Each time I need to loop though an array, I will loop while the index is less than MyArray.Length. Until today, this has always been fine. Now I have a multi-dimensional array, Length is returning a much larger number than I expected. I initially thought that the Length property was returning the length of the first dimension x the number of dimensions. I thought this because I had a [24, 2] array declaration and Length was returning 48. Logical conclusion right?

No problem I thought. A little messy, but I changed my code to loop while the index was less than (MyArray.Length / MyArray.Rank). This worked a treat until I found a need to change my array declaration from [24, 2] to [24, 3]. Without thinking enough about the change I was assuming that this was now a three dimensional array (yeah, so let’s just ignore that little tidbit of information).

Now the code fails again. Because I was incorrect about the number of dimensions, (MyArray.Length / MyArray.Rank) is now producing a result of 36, which errors when I reference index 24 of the first dimension because it only has a length of 24 (23 being the last index).

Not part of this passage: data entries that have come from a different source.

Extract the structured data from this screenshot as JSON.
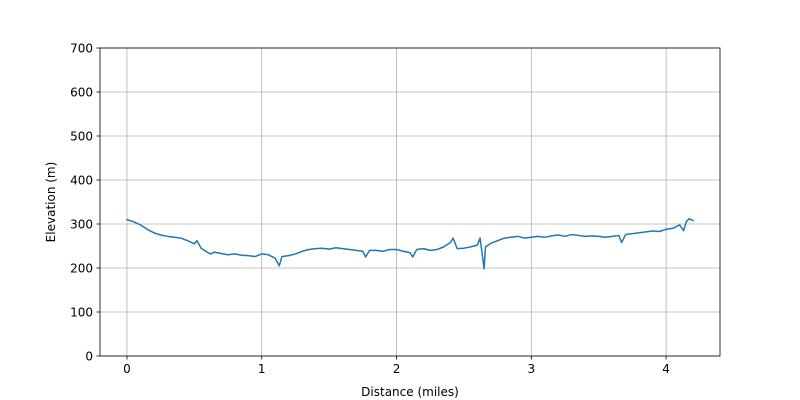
{
  "chart_data": {
    "type": "line",
    "title": "",
    "xlabel": "Distance (miles)",
    "ylabel": "Elevation (m)",
    "xlim": [
      -0.2,
      4.4
    ],
    "ylim": [
      0,
      700
    ],
    "xticks": [
      0,
      1,
      2,
      3,
      4
    ],
    "xtick_labels": [
      "0",
      "1",
      "2",
      "3",
      "4"
    ],
    "yticks": [
      0,
      100,
      200,
      300,
      400,
      500,
      600,
      700
    ],
    "ytick_labels": [
      "0",
      "100",
      "200",
      "300",
      "400",
      "500",
      "600",
      "700"
    ],
    "grid": true,
    "legend": "none",
    "series": [
      {
        "color": "#1f77b4",
        "x": [
          0.0,
          0.05,
          0.1,
          0.15,
          0.2,
          0.25,
          0.3,
          0.35,
          0.4,
          0.45,
          0.5,
          0.52,
          0.55,
          0.6,
          0.62,
          0.65,
          0.7,
          0.75,
          0.8,
          0.85,
          0.9,
          0.95,
          1.0,
          1.05,
          1.1,
          1.13,
          1.15,
          1.2,
          1.25,
          1.3,
          1.35,
          1.4,
          1.45,
          1.5,
          1.55,
          1.6,
          1.65,
          1.7,
          1.75,
          1.77,
          1.8,
          1.85,
          1.9,
          1.95,
          2.0,
          2.05,
          2.1,
          2.12,
          2.15,
          2.2,
          2.25,
          2.3,
          2.35,
          2.4,
          2.42,
          2.45,
          2.5,
          2.55,
          2.6,
          2.62,
          2.65,
          2.66,
          2.7,
          2.75,
          2.8,
          2.85,
          2.9,
          2.95,
          3.0,
          3.05,
          3.1,
          3.15,
          3.2,
          3.25,
          3.3,
          3.35,
          3.4,
          3.45,
          3.5,
          3.55,
          3.6,
          3.65,
          3.67,
          3.7,
          3.75,
          3.8,
          3.85,
          3.9,
          3.95,
          4.0,
          4.05,
          4.1,
          4.13,
          4.15,
          4.17,
          4.2
        ],
        "y": [
          310,
          305,
          298,
          288,
          280,
          275,
          272,
          270,
          268,
          262,
          255,
          262,
          245,
          235,
          232,
          236,
          233,
          230,
          232,
          229,
          228,
          226,
          232,
          230,
          222,
          205,
          226,
          228,
          232,
          238,
          242,
          244,
          245,
          243,
          246,
          244,
          242,
          240,
          238,
          225,
          240,
          240,
          238,
          242,
          242,
          238,
          235,
          225,
          242,
          244,
          240,
          242,
          248,
          258,
          268,
          244,
          245,
          248,
          252,
          268,
          198,
          248,
          256,
          262,
          268,
          270,
          272,
          268,
          270,
          272,
          270,
          273,
          275,
          272,
          276,
          274,
          272,
          273,
          272,
          270,
          272,
          274,
          258,
          276,
          278,
          280,
          282,
          284,
          283,
          288,
          290,
          298,
          285,
          305,
          312,
          308
        ]
      }
    ]
  }
}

Knowing that I am obviously making silly beginner mistakes, I read the manual. The Length property actually returns the sum of array entries available across all dimensions. The Rank property returns the number of dimensions. Neither of these properties are what I should be looking at.

The key here is the GetLength function. I originally misunderstood this function to be related to the Length property because I missed the fact that it had a parameter. GetLength is the one to call, passing it the index of the dimension you want to know about. In this case, GetLength(0) would return 24 while GetLength(1) would return 3.

Now in future, my code will be more defensive if I code my loops using MyArray.GetLength(0) instead of MyArray.Length.

Maybe this post should be titled “Arrays 101”. Perhaps “Read the manual” would be a better title.